Traditionally circumcised men are more likely to be HIV positive compared to men who underwent voluntary medical male circumcision (VMMC), found a Duke study conducted in Lesotho.
The traditional method does not completely remove the foreskin‚ which harbours cells targeted by the virus‚ the study says.
The research‚ says 90% of circumcised Lesotho men had the surgery done the traditional way‚ which is widely practised in South Africa.
“Depending on how the surgical operation is performed‚ male circumcision may not be protective in the prevention of HIV transmission‚” says Elisa Maffioli‚ from the Duke Global Health Institute in North Carolina‚ US.
“Traditional male circumcision‚ for example‚ does not often involve complete removal of the foreskin‚ but is more of a symbolic cut. A recent study of Lesotho Defence Force applicants showed that half of the men who reported that they were circumcised retained all or a portion of their foreskin.”
More than 3‚400 men were polled for the research. HIV prevalence in Lesotho is among the highest in the world‚ at 23.4% in adults between 15 and 49.
Presenting findings in 2008‚ French researcher Dr Bertran Auvert of Versailles University suggested that 40% to 50% of circumcisions in Southern Africa were “ritual” or “partial”, reports TimesLive.
HIV trials conducted in South Africa‚ Kenya and Uganda showed that only clinical circumcision could reduce the risk of males getting HIV‚ said Auvert.
“What I know is that not all who say that they call themselves ‘circumcised’ are clinically circumcised‚” he said.
“In fact their penises are completely intact.”
Inkosi Ngangomhlaba Matanzima‚ the chairman of the House of Traditional Leaders in the Eastern Cape‚ said he welcomed such research. But he dismissed the notion that traditional circumcision was merely symbolic.
“Traditional circumcision does not only mark a certain milestone in one’s life. It has always been about cleanliness as well‚ that was way before diseases such HIV and Aids.”

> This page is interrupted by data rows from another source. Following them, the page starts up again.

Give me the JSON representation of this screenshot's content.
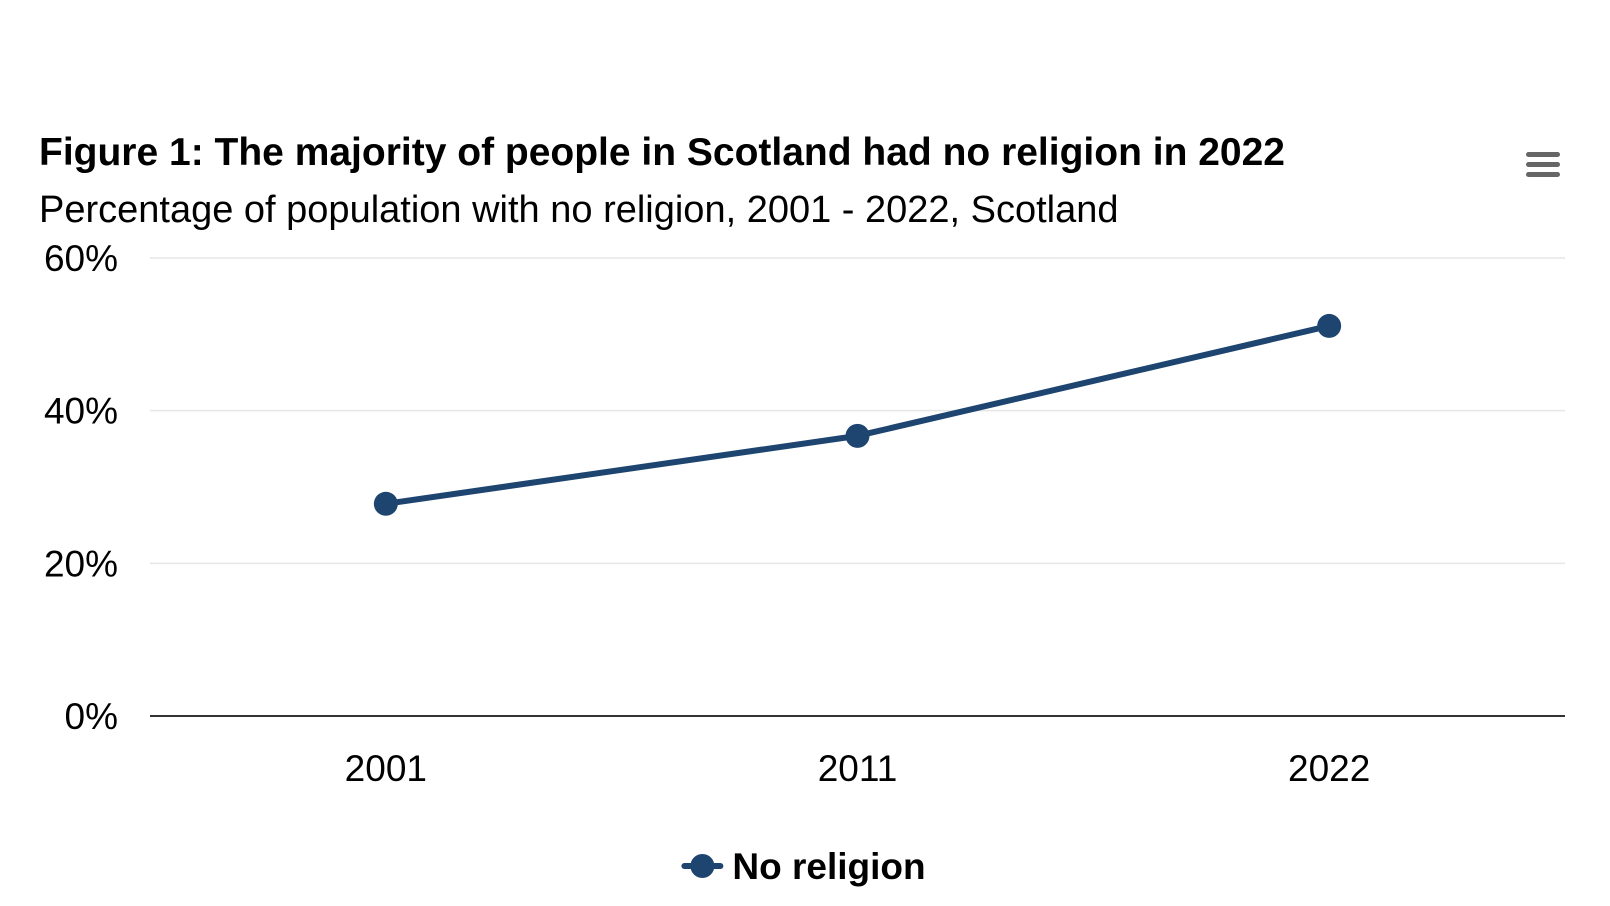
{
  "chart_data": {
    "type": "line",
    "title": "Figure 1: The majority of people in Scotland had no religion in 2022",
    "subtitle": "Percentage of population with no religion, 2001 - 2022, Scotland",
    "xlabel": "",
    "ylabel": "",
    "categories": [
      "2001",
      "2011",
      "2022"
    ],
    "series": [
      {
        "name": "No religion",
        "values": [
          27.8,
          36.7,
          51.1
        ],
        "color": "#1d4570"
      }
    ],
    "ylim": [
      0,
      60
    ],
    "y_ticks": [
      0,
      20,
      40,
      60
    ],
    "y_tick_labels": [
      "0%",
      "20%",
      "40%",
      "60%"
    ],
    "grid": true,
    "legend_position": "bottom-center"
  },
  "menu": {
    "icon": "hamburger-menu-icon"
  }
}
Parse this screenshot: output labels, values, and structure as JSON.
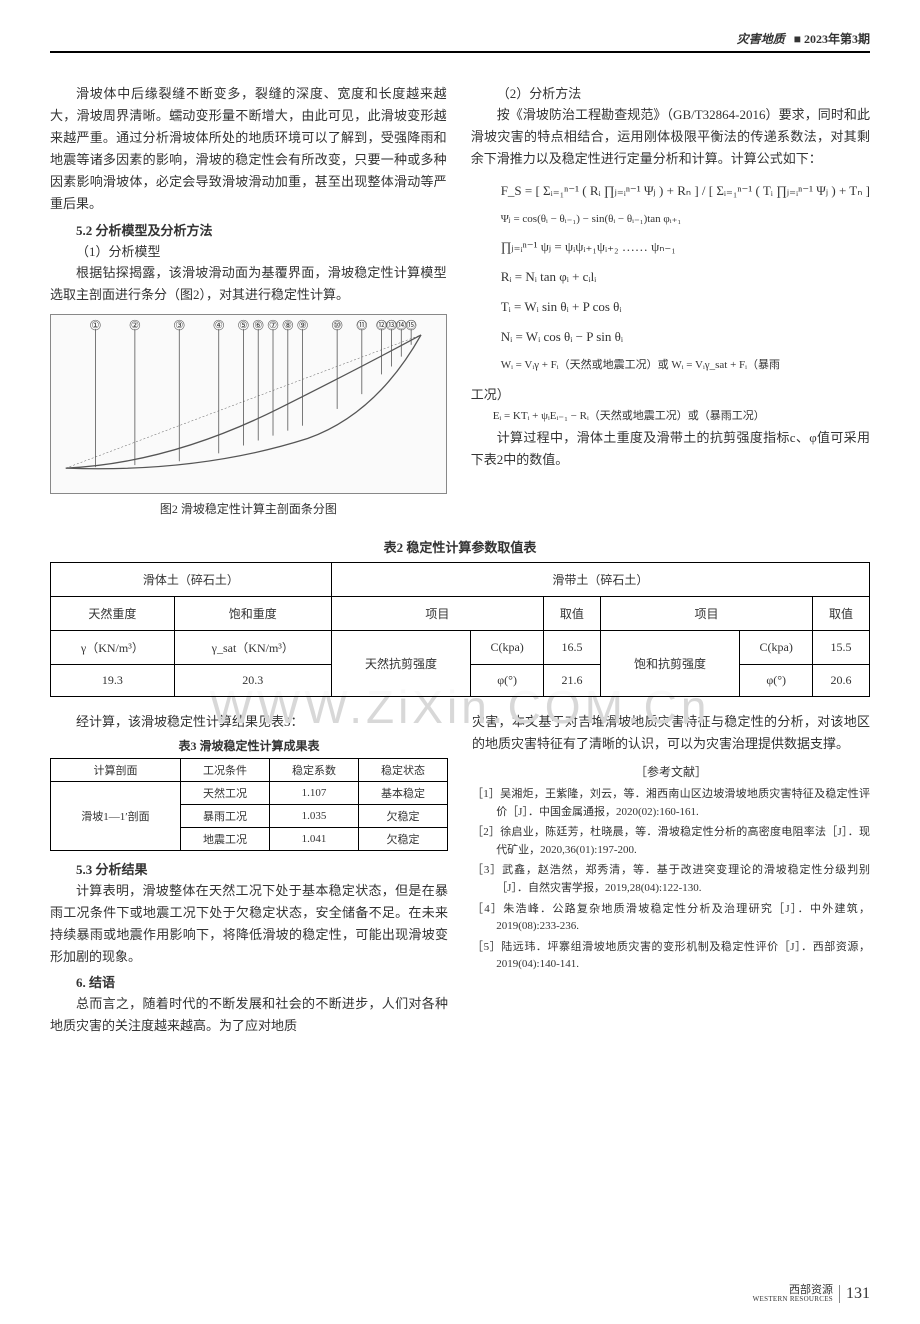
{
  "header": {
    "category": "灾害地质",
    "issue": "■ 2023年第3期"
  },
  "left_col": {
    "p1": "滑坡体中后缘裂缝不断变多，裂缝的深度、宽度和长度越来越大，滑坡周界清晰。蠕动变形量不断增大，由此可见，此滑坡变形越来越严重。通过分析滑坡体所处的地质环境可以了解到，受强降雨和地震等诸多因素的影响，滑坡的稳定性会有所改变，只要一种或多种因素影响滑坡体，必定会导致滑坡滑动加重，甚至出现整体滑动等严重后果。",
    "s52": "5.2 分析模型及分析方法",
    "s52_1": "（1）分析模型",
    "p2": "根据钻探揭露，该滑坡滑动面为基覆界面，滑坡稳定性计算模型选取主剖面进行条分（图2），对其进行稳定性计算。",
    "fig2_caption": "图2 滑坡稳定性计算主剖面条分图",
    "fig2_labels": [
      "①",
      "②",
      "③",
      "④",
      "⑤",
      "⑥",
      "⑦",
      "⑧",
      "⑨",
      "⑩",
      "⑪",
      "⑫",
      "⑬",
      "⑭",
      "⑮"
    ]
  },
  "right_col": {
    "s52_2": "（2）分析方法",
    "p3": "按《滑坡防治工程勘查规范》（GB/T32864-2016）要求，同时和此滑坡灾害的特点相结合，运用刚体极限平衡法的传递系数法，对其剩余下滑推力以及稳定性进行定量分析和计算。计算公式如下：",
    "formulas": {
      "fs": "F_S = [ Σᵢ₌₁ⁿ⁻¹ ( Rᵢ ∏ⱼ₌ᵢⁿ⁻¹ Ψⱼ ) + Rₙ ] / [ Σᵢ₌₁ⁿ⁻¹ ( Tᵢ ∏ⱼ₌ᵢⁿ⁻¹ Ψⱼ ) + Tₙ ]",
      "psi": "Ψⱼ = cos(θᵢ − θᵢ₋₁) − sin(θᵢ − θᵢ₋₁)tan φᵢ₊₁",
      "prod": "∏ⱼ₌ᵢⁿ⁻¹ ψⱼ = ψᵢψᵢ₊₁ψᵢ₊₂ …… ψₙ₋₁",
      "ri": "Rᵢ = Nᵢ tan φᵢ + cᵢlᵢ",
      "ti": "Tᵢ = Wᵢ sin θᵢ + P cos θᵢ",
      "ni": "Nᵢ = Wᵢ cos θᵢ − P sin θᵢ",
      "wi": "Wᵢ = Vᵢγ + Fᵢ（天然或地震工况）或 Wᵢ = Vᵢγ_sat + Fᵢ（暴雨",
      "wi2": "工况）",
      "ei": "Eᵢ = KTᵢ + ψᵢEᵢ₋₁ − Rᵢ（天然或地震工况）或（暴雨工况）"
    },
    "p4": "计算过程中，滑体土重度及滑带土的抗剪强度指标c、φ值可采用下表2中的数值。"
  },
  "table2": {
    "title": "表2  稳定性计算参数取值表",
    "group1": "滑体土（碎石土）",
    "group2": "滑带土（碎石土）",
    "h_nat": "天然重度",
    "h_sat": "饱和重度",
    "h_item": "项目",
    "h_val": "取值",
    "gamma": "γ（KN/m³）",
    "gamma_sat": "γ_sat（KN/m³）",
    "nat_strength": "天然抗剪强度",
    "sat_strength": "饱和抗剪强度",
    "c_label": "C(kpa)",
    "phi_label": "φ(°)",
    "gamma_val": "19.3",
    "gamma_sat_val": "20.3",
    "nat_c": "16.5",
    "nat_phi": "21.6",
    "sat_c": "15.5",
    "sat_phi": "20.6"
  },
  "lower_left": {
    "p5": "经计算，该滑坡稳定性计算结果见表3：",
    "t3_title": "表3  滑坡稳定性计算成果表",
    "t3_h1": "计算剖面",
    "t3_h2": "工况条件",
    "t3_h3": "稳定系数",
    "t3_h4": "稳定状态",
    "t3_profile": "滑坡1—1′剖面",
    "t3_r1_cond": "天然工况",
    "t3_r1_k": "1.107",
    "t3_r1_s": "基本稳定",
    "t3_r2_cond": "暴雨工况",
    "t3_r2_k": "1.035",
    "t3_r2_s": "欠稳定",
    "t3_r3_cond": "地震工况",
    "t3_r3_k": "1.041",
    "t3_r3_s": "欠稳定",
    "s53": "5.3 分析结果",
    "p6": "计算表明，滑坡整体在天然工况下处于基本稳定状态，但是在暴雨工况条件下或地震工况下处于欠稳定状态，安全储备不足。在未来持续暴雨或地震作用影响下，将降低滑坡的稳定性，可能出现滑坡变形加剧的现象。",
    "s6": "6. 结语",
    "p7": "总而言之，随着时代的不断发展和社会的不断进步，人们对各种地质灾害的关注度越来越高。为了应对地质"
  },
  "lower_right": {
    "p8": "灾害，本文基于对吉堆滑坡地质灾害特征与稳定性的分析，对该地区的地质灾害特征有了清晰的认识，可以为灾害治理提供数据支撑。",
    "refs_title": "［参考文献］",
    "refs": [
      "［1］吴湘炬，王紫隆，刘云，等．湘西南山区边坡滑坡地质灾害特征及稳定性评价［J］．中国金属通报，2020(02):160-161.",
      "［2］徐启业，陈廷芳，杜晓晨，等．滑坡稳定性分析的高密度电阻率法［J］．现代矿业，2020,36(01):197-200.",
      "［3］武鑫，赵浩然，郑秀清，等．基于改进突变理论的滑坡稳定性分级判别［J］．自然灾害学报，2019,28(04):122-130.",
      "［4］朱浩峰．公路复杂地质滑坡稳定性分析及治理研究［J］．中外建筑，2019(08):233-236.",
      "［5］陆远玮．坪寨组滑坡地质灾害的变形机制及稳定性评价［J］．西部资源，2019(04):140-141."
    ]
  },
  "footer": {
    "journal_cn": "西部资源",
    "journal_en": "WESTERN RESOURCES",
    "page": "131"
  },
  "watermark": "WWW.ZiXin.COM.Cn",
  "colors": {
    "text": "#333333",
    "border": "#000000",
    "watermark": "#d8d8d8",
    "bg": "#ffffff",
    "fig_stroke": "#555555"
  }
}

In many developing countries, male circumcision has been promoted as an effective HIV prevention strategy, and medical randomized controlled trials have indeed shown a causal link. However, there is limited empirical evidence to support this conclusion in countries where individuals can voluntary opt for different types of circumcision. The present study considers male circumcision in Lesotho, where HIV prevalence is among the highest in the world (23%). Here, men can opt for one of two types of circumcision: traditional male circumcision in initiation schools, or the medical option in health clinics. This paper investigates whether the former has medical effects on individual HIV status that are as beneficial as those shown for the latter. Controlling for the potential individual behavioral response after the operation, it was found that circumcision performed in initiation schools wholly offset the medical benefits of the surgical procedure. This supports anecdotal evidence that the operation performed by traditional circumcisers does not have the same protective effect against HIV transmission as the medical operation. No evidence of “disinhibition” behavior among circumcised men was found, nor differential risky sexual behavior among men circumcised, traditionally or medically. Considering that, in Lesotho, traditional male circumcision is undertaken by more than 90% of circumcised men, the findings highlight the need for further research into how the operation in initiation schools is performed and its medical benefits.